From 22nd to 29th October the International Conference on Computer Vision was held in Venice: the 30th edition of the event can be described by some interesting statistics:
- More than 3100 attendees (an increase of 113% compared to ICCV2015)
- An increase of almost 30% in the number of paper submissions
- There were 65 sponsors this year and the number of exhibitors increased by more than 350%.
- Most authors were from the USA and China and the most common topics were recognition including detection, categorization and indexing
- The word most used in the title of a paper was “Learning”, followed by “network” and “image”
- The organizations that submitted the most papers were Tsinghua University, Carnegie Mellon University and Google
— KM Labs Europe (@KMLabsEU) November 8, 2017
Here I list some of the most popular topics presented in ICCV.
- Generative Adversarial Networks (GAN) has become very popular with several applications such as image synthesis from text description, video synthesis from a single image, image style transformation, image super-resolution, or image in-painting (filling missing parts of images). At the beginning of ICCV, a whole day tutorial focused on GANs with a motivating introduction into the area given by Ian Goodfellow showing potential applications and suggesting best-practice. Compared to how this topic was covered earlier this year in the CVPR 2017 event, there has been a great increase of interest in GAN and I am curious to see how this topic will develop in future.
- Many papers focused on semantic and instance-level segmentation and the best paper award was assigned to one of these, entitled “Mask R-CNN” prepared by He et al. The trend I noticed is that semantic and instance-level segmentation is slowly becoming a more popular topic than the classic problem of object detection.

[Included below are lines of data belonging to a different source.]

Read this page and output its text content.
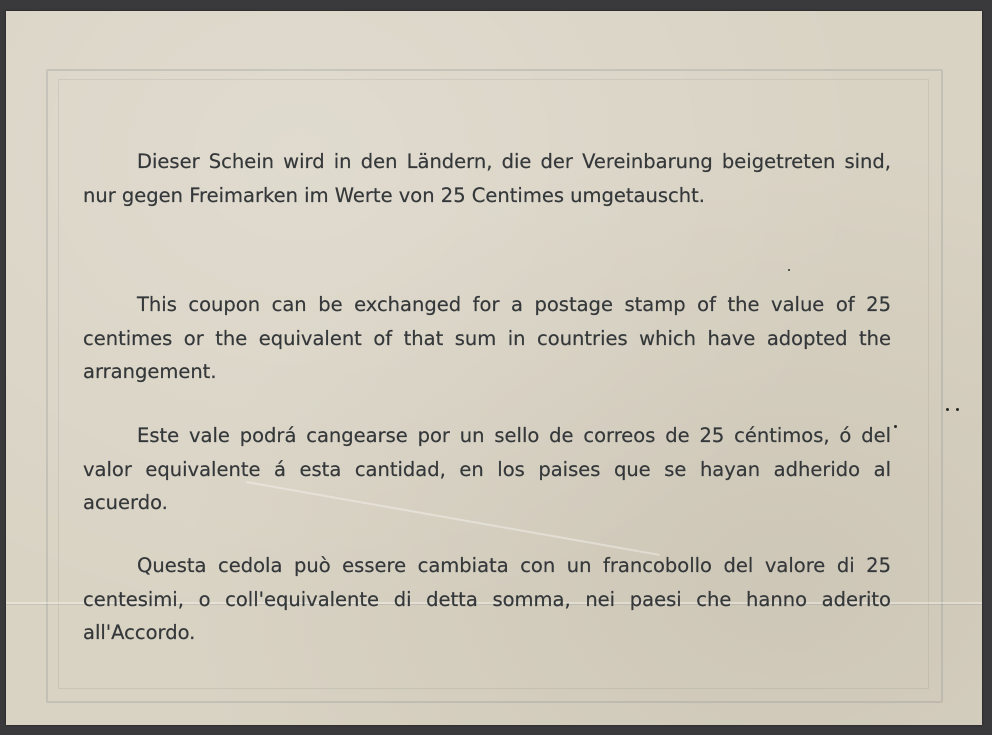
Dieser Schein wird in den Ländern, die der Vereinbarung beigetreten sind, nur gegen Freimarken im Werte von 25 Centimes umgetauscht.
This coupon can be exchanged for a postage stamp of the value of 25 centimes or the equivalent of that sum in countries which have adopted the arrangement.
Este vale podrá cangearse por un sello de correos de 25 céntimos, ó del valor equivalente á esta cantidad, en los paises que se hayan adherido al acuerdo.
Questa cedola può essere cambiata con un francobollo del valore di 25 centesimi, o coll'equivalente di detta somma, nei paesi che hanno aderito all'Accordo.
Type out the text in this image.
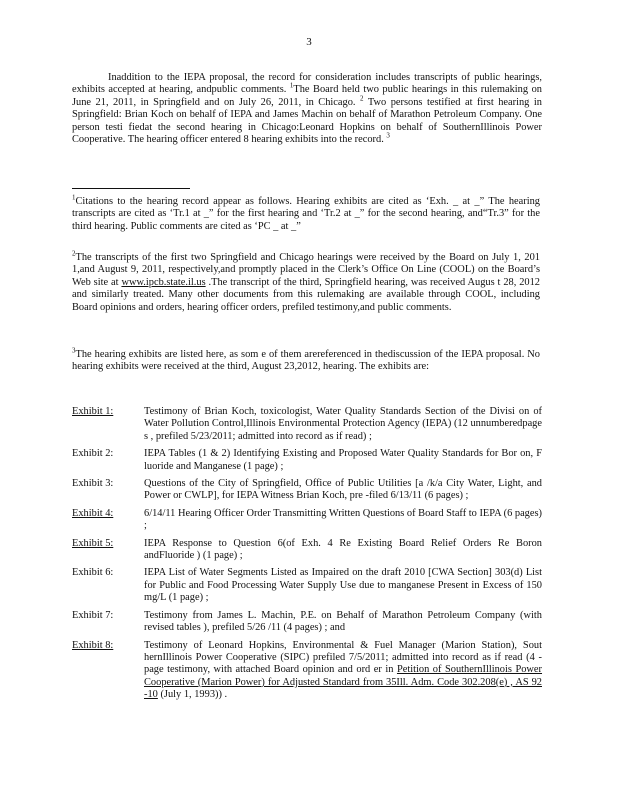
3
Inaddition to the IEPA proposal, the record for consideration includes transcripts of public hearings, exhibits accepted at hearing, andpublic comments. $^1$The Board held two public hearings in this rulemaking on June 21, 2011, in Springfield and on July 26, 2011, in Chicago. $^2$ Two persons testified at first hearing in Springfield: Brian Koch on behalf of IEPA and James Machin on behalf of Marathon Petroleum Company. One person testi fiedat the second hearing in Chicago:Leonard Hopkins on behalf of SouthernIllinois Power Cooperative. The hearing officer entered 8 hearing exhibits into the record. $^3$
$^1$Citations to the hearing record appear as follows. Hearing exhibits are cited as ‘Exh. _ at _” The hearing transcripts are cited as ‘Tr.1 at _” for the first hearing and ‘Tr.2 at _” for the second hearing, and“Tr.3” for the third hearing. Public comments are cited as ‘PC _ at _”
$^2$The transcripts of the first two Springfield and Chicago hearings were received by the Board on July 1, 201 1,and August 9, 2011, respectively,and promptly placed in the Clerk’s Office On Line (COOL) on the Board’s Web site at www.ipcb.state.il.us .The transcript of the third, Springfield hearing, was received Augus t 28, 2012 and similarly treated. Many other documents from this rulemaking are available through COOL, including Board opinions and orders, hearing officer orders, prefiled testimony,and public comments.
$^3$The hearing exhibits are listed here, as som e of them arereferenced in thediscussion of the IEPA proposal. No hearing exhibits were received at the third, August 23,2012, hearing. The exhibits are:
Exhibit 1:	Testimony of Brian Koch, toxicologist, Water Quality Standards Section of the Divisi on of Water Pollution Control,Illinois Environmental Protection Agency (IEPA) (12 unnumberedpage s , prefiled 5/23/2011; admitted into record as if read) ;
Exhibit 2:	IEPA Tables (1 & 2) Identifying Existing and Proposed Water Quality Standards for Bor on, F luoride and Manganese (1 page) ;
Exhibit 3:	Questions of the City of Springfield, Office of Public Utilities [a /k/a City Water, Light, and Power or CWLP], for IEPA Witness Brian Koch, pre -filed 6/13/11 (6 pages) ;
Exhibit 4:	6/14/11 Hearing Officer Order Transmitting Written Questions of Board Staff to IEPA (6 pages) ;
Exhibit 5:	IEPA Response to Question 6(of Exh. 4 Re Existing Board Relief Orders Re Boron andFluoride ) (1 page) ;
Exhibit 6:	IEPA List of Water Segments Listed as Impaired on the draft 2010 [CWA Section] 303(d) List for Public and Food Processing Water Supply Use due to manganese Present in Excess of 150 mg/L (1 page) ;
Exhibit 7:	Testimony from James L. Machin, P.E. on Behalf of Marathon Petroleum Company (with revised tables ), prefiled 5/26 /11 (4 pages) ; and
Exhibit 8:	Testimony of Leonard Hopkins, Environmental & Fuel Manager (Marion Station), Sout hernIllinois Power Cooperative (SIPC) prefiled 7/5/2011; admitted into record as if read (4 -page testimony, with attached Board opinion and ord er in Petition of SouthernIllinois Power Cooperative (Marion Power) for Adjusted Standard from 35Ill. Adm. Code 302.208(e) , AS 92 -10 (July 1, 1993)) .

- A hot topic within ICCV 2017 was activity recognition in videos with Visual Question Answering (VQA), as I already mentioned in my blog post about CVPR. VQA naturally links to understanding content from videos, which is a task that is much more time-consuming than understanding the content in a picture. I expect that once VQA for videos starts to emerge, it may lead to huge improvements in video analysis.
- The work that most impressed me was ‘Turning Corners into Cameras’ from Bouman et al. With a demonstration performed next to the poster, the authors showed how to detect (and in some cases track) movements of a target that was obscured behind a corner of an object using a standard RGB camera. The source code is available for testing and I think this is astonishing: it sounds like magic – to have a camera that can see what is around a corner!